As a Data Engineer with expertise in Databricks, you will be responsible for designing, building, and maintaining scalable data pipelines and infrastructure in the cloud. You will play a key role in enabling data analytics, machine learning, and data-driven decision-making processes by leveraging the full potential of Databricks and its integration with big data technologies.
Key Responsibilities:
- Data Pipeline Development: Design, develop, and optimize robust ETL pipelines using Databricks and Apache Spark for processing large-scale datasets. Ensure data pipelines are scalable, efficient, and capable of handling both batch and streaming data
- Databricks Platform Expertise: Leverage the Databricks platform to perform data transformations, data integration, and advanced analytics. Use Databricks notebooks for building reusable data pipelines, automating workflows, and ensuring data quality
- Cloud Data Engineering: Build, deploy, and manage data infrastructure on cloud platforms (e.g., Azure, AWS, GCP) using Databricks and other cloud-native tools.
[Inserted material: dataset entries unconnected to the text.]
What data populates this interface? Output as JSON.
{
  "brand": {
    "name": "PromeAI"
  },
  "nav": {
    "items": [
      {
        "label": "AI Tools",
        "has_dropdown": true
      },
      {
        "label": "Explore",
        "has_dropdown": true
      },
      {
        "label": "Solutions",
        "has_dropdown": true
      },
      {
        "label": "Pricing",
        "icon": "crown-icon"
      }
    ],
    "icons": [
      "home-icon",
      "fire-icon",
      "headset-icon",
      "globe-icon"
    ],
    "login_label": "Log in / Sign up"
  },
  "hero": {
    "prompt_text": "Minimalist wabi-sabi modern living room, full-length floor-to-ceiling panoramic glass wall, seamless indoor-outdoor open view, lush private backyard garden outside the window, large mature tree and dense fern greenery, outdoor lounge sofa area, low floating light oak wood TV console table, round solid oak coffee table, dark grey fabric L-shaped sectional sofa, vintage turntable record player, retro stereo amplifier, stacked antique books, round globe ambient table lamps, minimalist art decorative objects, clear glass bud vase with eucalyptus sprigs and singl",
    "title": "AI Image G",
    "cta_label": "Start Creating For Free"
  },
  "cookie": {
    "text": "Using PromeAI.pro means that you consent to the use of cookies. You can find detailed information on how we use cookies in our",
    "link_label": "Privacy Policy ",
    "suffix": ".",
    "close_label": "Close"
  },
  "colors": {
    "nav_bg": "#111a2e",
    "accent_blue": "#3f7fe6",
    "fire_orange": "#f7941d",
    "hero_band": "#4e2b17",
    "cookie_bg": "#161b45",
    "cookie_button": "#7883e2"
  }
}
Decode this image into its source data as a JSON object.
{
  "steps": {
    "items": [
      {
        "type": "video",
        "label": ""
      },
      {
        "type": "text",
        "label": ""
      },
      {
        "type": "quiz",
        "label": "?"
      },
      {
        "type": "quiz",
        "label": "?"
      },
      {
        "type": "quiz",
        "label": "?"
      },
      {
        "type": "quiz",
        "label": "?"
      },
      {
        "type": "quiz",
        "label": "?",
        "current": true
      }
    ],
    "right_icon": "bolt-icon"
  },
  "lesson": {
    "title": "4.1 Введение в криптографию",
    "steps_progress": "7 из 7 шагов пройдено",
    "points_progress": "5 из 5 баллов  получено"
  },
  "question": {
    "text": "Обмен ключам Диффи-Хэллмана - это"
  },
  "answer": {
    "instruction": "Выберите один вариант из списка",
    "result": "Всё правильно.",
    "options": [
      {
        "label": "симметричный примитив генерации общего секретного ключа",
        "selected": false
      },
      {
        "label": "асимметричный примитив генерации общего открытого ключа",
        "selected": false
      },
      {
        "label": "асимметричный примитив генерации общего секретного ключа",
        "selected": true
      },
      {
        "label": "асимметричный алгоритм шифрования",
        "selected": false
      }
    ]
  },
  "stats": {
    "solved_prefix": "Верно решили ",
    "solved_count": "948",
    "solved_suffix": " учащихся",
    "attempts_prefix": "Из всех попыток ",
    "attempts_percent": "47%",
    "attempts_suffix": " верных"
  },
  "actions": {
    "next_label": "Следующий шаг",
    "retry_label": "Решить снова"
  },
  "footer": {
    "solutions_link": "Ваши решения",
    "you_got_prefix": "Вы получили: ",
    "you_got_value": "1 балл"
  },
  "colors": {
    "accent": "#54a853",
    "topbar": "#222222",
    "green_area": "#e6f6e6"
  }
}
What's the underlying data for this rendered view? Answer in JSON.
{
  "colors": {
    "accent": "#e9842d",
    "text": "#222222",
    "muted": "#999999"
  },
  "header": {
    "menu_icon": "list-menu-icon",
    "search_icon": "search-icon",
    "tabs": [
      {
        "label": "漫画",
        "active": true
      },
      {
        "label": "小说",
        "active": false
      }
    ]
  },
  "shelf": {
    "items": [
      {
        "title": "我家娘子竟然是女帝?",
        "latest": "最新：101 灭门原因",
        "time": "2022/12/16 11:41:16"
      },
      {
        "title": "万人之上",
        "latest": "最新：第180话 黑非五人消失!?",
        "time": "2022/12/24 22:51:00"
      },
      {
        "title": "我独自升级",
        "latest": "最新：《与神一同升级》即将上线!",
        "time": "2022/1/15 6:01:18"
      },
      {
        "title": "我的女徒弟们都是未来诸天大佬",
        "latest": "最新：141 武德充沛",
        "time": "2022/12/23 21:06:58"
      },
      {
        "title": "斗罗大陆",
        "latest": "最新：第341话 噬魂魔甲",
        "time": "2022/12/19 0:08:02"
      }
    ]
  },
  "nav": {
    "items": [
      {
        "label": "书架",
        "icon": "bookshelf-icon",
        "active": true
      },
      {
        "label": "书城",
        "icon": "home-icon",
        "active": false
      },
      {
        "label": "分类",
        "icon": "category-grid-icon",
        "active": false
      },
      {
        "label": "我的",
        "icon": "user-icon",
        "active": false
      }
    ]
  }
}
Work with Delta Lake and data lakehouse architectures to enable reliable and real-time data analytics
- Data Modeling & Optimization: Develop and maintain data models that optimize query performance and support analytics use cases. Implement data partitioning, indexing, and caching strategies in Databricks to improve performance and reduce costs
- Collaboration with Data Teams: Collaborate with Data Scientists, Data Analysts, and other stakeholders to understand business requirements and translate them into scalable data solutions. Ensure data is easily accessible for analytics and reporting
- Big Data Processing: Implement and maintain big data pipelines using Apache Spark on Databricks, focusing on high-performance processing of large datasets. This includes batch processing, real-time streaming, and machine learning workflows
- Automation & Orchestration: Build automated data workflows using tools like Airflow or cloud-native orchestrators. Ensure data workflows are resilient, monitor performance, and handle failure gracefully
- Data Governance & Security: Ensure all data solutions adhere to organizational data governance and security standards. Implement role-based access controls, data masking, and encryption in Databricks to maintain data privacy and security
- Performance Tuning: Continuously monitor and optimize data pipeline performance. Utilize Databricks features such as auto-scaling, caching, and cluster management to ensure optimal cost-efficiency and performance
- Documentation & Best Practices: Develop and maintain comprehensive documentation for data pipelines, models, and architecture. Promote best practices in data engineering and drive continuous improvements in processes and technology
Qualifications:
- Bachelor’s or Master’s degree in Computer Science, Data Engineering, or related field
- Proven experience as a Data Engineer, with a focus on building data pipelines and solutions using Databricks
- Strong knowledge of Apache Spark and experience in optimizing Spark jobs
- Proficiency with cloud platforms such as Azure, AWS, or Google Cloud, and familiarity with Delta Lake or data lakehouse architectures
- Experience with data modeling, performance tuning, and SQL
- Hands-on experience with Python or Scala for data processing and workflow automation
- Familiarity with data orchestration tools such as Airflow, Databricks Workflows, or similar
- Knowledge of data governance, security, and compliance best practices in the cloud
- Experience with CI/CD pipelines and DevOps for data engineering
Only shortlisted candidates will be contacted by KPMG Talent Acquisition team, personal data collected will be used for recruitment purposes only.
At KPMG in Singapore we are committed to creating a diverse and inclusive workplace. We believe that diversity of thought, background and experience strengthens relationships and delivers meaningful benefits to our people, our clients and communities. As an equal opportunity employer, all qualified applicants will receive consideration for employment regardless of age, race, gender identity or expression, colour, marital status, religion, sexual orientation, disability, or other non-merit factors. We celebrate the different talents that our people bring and support every staff member in their journey to achieve personal and professional growth. One of the ways we do this is through Take Charge: Flexi-work, our flexible working framework which enables agile and innovative teams to help deliver our business goals.